There is also the problem of responsibility. In medicine, doctors are the lead decision-makers and can be held liable for making bad decisions. Therefore, it is highly important to have digital twins that can explain their decisions and give fidelity to their outputs, creating trust so that doctors are able to use them. The day may come when the capability of digital twins is so powerful that their explainability is not necessary or so complicated they are not understandable. But now, with so much unknown, we need to build a framework that embraces uncertainty and helps make diagnoses and decisions understandable for clinicians and patients alike.
Healthcare as a System
Digital Twins in medicine have inherited from their manufacturing origins an overly physical perspective, concentrating predominantly on the tangible, biochemical aspects of human health. However, medicine is not merely a biological but a complex socio-technical system encompassing a multitude of intertwined dimensions, including psychological, social, and ethical considerations. As we advance, there is a growing need to transcend this overly physical view and approach medicine holistically, encapsulating the entire spectrum of socio-technical dynamics that influence human health. This is a little ironic because now Digital Twins for manufacturing are finding they need to incorporate these dynamics.
A truly effective digital twin for medicine should integrate biological and physiological data alongside socio-environmental data, behavioral patterns, and psychological dynamics. This will add to the complexity and difficulty of making predictions. Addressing these challenges and progressing towards a more patient-centered, holistic view of medicine will enable digital twins to evolve as essential to healthcare, reflecting the multifaceted nature of humans and contributing to a more nuanced, individualized approach to health and wellbeing.
Our Approach
At Lone Star Analysis, we build digital twins that aim to capture many of the myriad socio-technical factors in healthcare to make our predictions.
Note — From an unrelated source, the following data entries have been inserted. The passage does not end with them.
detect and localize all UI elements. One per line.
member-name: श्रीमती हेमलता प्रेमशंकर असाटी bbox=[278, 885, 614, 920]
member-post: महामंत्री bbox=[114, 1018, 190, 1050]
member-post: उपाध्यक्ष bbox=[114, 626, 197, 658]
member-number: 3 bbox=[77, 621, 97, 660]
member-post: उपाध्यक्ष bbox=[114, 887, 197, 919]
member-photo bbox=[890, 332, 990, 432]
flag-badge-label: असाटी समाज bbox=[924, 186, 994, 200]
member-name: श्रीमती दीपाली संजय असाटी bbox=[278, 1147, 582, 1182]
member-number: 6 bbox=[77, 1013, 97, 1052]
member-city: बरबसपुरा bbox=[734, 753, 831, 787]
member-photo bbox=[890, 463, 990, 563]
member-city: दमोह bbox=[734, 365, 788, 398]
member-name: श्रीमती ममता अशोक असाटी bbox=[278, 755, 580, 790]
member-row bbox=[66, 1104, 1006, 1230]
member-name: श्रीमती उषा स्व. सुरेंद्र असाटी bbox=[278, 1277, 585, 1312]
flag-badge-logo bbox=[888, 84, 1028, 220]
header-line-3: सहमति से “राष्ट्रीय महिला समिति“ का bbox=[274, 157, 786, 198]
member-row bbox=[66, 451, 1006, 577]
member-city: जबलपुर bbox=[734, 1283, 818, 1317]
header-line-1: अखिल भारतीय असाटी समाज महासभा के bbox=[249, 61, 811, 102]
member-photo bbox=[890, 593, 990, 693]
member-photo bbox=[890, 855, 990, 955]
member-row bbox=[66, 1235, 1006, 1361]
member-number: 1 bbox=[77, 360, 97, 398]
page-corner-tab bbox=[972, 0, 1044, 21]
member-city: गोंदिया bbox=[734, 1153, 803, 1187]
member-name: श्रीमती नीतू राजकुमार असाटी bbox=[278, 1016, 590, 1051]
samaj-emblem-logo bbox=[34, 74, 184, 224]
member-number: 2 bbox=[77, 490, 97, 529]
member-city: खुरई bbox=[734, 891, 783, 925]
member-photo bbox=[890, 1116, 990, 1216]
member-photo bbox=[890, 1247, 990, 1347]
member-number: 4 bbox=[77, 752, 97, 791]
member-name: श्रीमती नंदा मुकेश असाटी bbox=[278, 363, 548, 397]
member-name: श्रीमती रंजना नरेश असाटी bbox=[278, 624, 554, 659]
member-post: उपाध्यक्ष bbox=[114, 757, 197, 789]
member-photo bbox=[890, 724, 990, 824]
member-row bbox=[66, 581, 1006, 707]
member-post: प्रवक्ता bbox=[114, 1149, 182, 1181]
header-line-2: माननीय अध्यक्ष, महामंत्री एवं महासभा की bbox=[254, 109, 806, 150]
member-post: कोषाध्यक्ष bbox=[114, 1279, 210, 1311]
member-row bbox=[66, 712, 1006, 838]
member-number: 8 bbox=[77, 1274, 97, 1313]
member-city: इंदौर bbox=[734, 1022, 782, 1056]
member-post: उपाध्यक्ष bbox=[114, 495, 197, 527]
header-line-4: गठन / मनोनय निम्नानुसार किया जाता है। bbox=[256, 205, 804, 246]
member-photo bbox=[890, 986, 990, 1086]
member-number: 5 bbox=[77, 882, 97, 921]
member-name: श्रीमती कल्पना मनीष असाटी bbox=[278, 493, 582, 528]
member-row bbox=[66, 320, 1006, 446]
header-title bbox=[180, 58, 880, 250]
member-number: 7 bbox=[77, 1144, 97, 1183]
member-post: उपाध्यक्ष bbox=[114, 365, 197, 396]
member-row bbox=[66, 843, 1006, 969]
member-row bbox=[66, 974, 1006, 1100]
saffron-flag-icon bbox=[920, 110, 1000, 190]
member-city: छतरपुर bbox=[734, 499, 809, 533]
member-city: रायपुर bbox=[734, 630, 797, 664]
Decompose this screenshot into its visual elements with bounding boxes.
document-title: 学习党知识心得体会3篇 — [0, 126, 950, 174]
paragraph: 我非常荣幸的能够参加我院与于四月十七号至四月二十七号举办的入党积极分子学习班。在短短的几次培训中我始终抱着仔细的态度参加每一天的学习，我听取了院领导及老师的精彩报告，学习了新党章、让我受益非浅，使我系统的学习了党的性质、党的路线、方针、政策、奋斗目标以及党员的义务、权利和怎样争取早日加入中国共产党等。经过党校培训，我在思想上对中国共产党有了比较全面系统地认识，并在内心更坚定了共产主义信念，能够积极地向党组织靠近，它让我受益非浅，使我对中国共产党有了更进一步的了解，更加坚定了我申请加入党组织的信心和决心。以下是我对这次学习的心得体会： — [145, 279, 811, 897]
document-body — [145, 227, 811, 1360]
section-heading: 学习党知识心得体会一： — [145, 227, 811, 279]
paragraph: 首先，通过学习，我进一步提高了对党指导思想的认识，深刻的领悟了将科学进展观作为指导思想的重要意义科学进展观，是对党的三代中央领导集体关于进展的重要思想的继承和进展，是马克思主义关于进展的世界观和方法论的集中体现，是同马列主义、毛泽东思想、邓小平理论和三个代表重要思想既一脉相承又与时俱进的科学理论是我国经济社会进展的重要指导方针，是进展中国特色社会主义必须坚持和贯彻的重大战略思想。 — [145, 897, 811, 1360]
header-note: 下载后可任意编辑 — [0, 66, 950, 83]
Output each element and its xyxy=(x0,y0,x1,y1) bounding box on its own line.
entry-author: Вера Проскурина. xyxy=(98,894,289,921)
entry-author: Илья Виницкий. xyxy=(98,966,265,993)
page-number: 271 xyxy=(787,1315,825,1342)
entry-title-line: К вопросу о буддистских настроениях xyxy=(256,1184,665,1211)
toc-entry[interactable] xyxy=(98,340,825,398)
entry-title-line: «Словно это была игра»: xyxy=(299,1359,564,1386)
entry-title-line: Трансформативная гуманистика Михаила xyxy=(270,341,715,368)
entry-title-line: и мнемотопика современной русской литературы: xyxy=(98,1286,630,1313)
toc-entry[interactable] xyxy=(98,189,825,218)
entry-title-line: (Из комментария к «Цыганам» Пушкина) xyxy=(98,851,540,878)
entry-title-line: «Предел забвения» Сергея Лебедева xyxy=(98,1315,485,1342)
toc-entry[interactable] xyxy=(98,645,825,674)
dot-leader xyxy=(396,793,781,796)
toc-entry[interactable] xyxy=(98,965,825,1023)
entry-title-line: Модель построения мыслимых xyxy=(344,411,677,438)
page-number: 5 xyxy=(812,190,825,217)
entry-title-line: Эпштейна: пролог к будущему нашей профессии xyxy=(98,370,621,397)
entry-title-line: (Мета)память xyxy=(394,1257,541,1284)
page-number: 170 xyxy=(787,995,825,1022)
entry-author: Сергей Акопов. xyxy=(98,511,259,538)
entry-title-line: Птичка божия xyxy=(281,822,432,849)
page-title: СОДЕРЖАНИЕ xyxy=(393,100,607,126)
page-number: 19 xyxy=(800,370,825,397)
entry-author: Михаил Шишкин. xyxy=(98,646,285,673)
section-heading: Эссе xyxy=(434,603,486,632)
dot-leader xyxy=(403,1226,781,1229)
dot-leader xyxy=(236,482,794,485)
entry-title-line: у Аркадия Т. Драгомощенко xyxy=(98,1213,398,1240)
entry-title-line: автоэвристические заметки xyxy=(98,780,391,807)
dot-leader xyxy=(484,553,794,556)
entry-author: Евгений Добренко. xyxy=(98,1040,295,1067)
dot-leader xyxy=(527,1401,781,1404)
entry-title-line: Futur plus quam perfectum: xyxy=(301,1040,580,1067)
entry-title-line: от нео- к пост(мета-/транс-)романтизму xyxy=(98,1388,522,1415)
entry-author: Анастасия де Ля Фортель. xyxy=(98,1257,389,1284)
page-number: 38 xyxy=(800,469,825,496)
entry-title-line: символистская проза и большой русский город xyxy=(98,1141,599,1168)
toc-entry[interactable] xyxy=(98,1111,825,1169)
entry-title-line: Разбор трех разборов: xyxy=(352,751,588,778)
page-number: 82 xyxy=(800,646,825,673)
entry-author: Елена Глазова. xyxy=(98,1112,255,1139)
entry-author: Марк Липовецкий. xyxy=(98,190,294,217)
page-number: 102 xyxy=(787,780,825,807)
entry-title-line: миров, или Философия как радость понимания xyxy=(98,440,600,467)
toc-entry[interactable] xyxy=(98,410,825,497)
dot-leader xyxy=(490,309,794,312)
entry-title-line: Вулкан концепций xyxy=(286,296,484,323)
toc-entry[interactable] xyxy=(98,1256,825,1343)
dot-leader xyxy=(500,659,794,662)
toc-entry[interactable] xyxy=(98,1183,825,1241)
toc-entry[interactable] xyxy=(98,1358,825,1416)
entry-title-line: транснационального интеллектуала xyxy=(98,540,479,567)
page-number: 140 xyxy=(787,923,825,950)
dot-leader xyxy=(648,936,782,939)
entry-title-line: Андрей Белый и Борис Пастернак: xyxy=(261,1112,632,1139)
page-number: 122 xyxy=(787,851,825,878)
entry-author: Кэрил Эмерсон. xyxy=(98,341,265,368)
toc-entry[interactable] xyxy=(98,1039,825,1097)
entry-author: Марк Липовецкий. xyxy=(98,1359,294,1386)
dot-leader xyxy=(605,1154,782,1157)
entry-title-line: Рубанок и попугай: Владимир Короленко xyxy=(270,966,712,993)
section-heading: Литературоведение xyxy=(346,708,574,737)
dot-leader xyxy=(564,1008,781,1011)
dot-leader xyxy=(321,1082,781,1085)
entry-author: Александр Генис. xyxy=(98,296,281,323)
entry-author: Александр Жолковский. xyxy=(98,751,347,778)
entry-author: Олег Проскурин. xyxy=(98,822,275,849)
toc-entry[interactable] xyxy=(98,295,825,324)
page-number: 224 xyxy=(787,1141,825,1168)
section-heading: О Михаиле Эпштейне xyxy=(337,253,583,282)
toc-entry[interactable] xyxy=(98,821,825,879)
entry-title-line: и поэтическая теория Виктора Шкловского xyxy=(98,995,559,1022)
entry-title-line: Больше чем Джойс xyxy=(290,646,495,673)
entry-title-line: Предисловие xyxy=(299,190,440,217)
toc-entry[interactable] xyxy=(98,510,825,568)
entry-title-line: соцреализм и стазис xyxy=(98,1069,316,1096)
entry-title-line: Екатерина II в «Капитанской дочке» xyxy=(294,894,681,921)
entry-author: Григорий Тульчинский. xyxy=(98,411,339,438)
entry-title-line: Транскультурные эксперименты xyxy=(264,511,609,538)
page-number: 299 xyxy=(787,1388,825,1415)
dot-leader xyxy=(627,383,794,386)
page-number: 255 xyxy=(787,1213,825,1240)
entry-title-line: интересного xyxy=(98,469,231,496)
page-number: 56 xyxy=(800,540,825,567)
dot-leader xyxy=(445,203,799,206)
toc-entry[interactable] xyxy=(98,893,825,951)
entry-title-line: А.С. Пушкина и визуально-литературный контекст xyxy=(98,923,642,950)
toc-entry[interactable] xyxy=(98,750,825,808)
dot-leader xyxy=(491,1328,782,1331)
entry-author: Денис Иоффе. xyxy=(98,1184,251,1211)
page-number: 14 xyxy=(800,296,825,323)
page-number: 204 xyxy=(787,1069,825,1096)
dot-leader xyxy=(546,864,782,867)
Our twins provide explainable outputs to help doctors make decisions, not tell them what to do. We address the problem of poor datasets by working both with the data and with experts to capture any uncertainty in the problem space. This allows us to make usable predictions in the here and now. Going forward, our models work like a torch, shining on the most effective areas for us to next collect data. This allows for more organic growth of the twin, not held back by a lack of data but growing with, guiding, and benefitting from its collection, helping to illuminate the journey to the glorious future of medicine.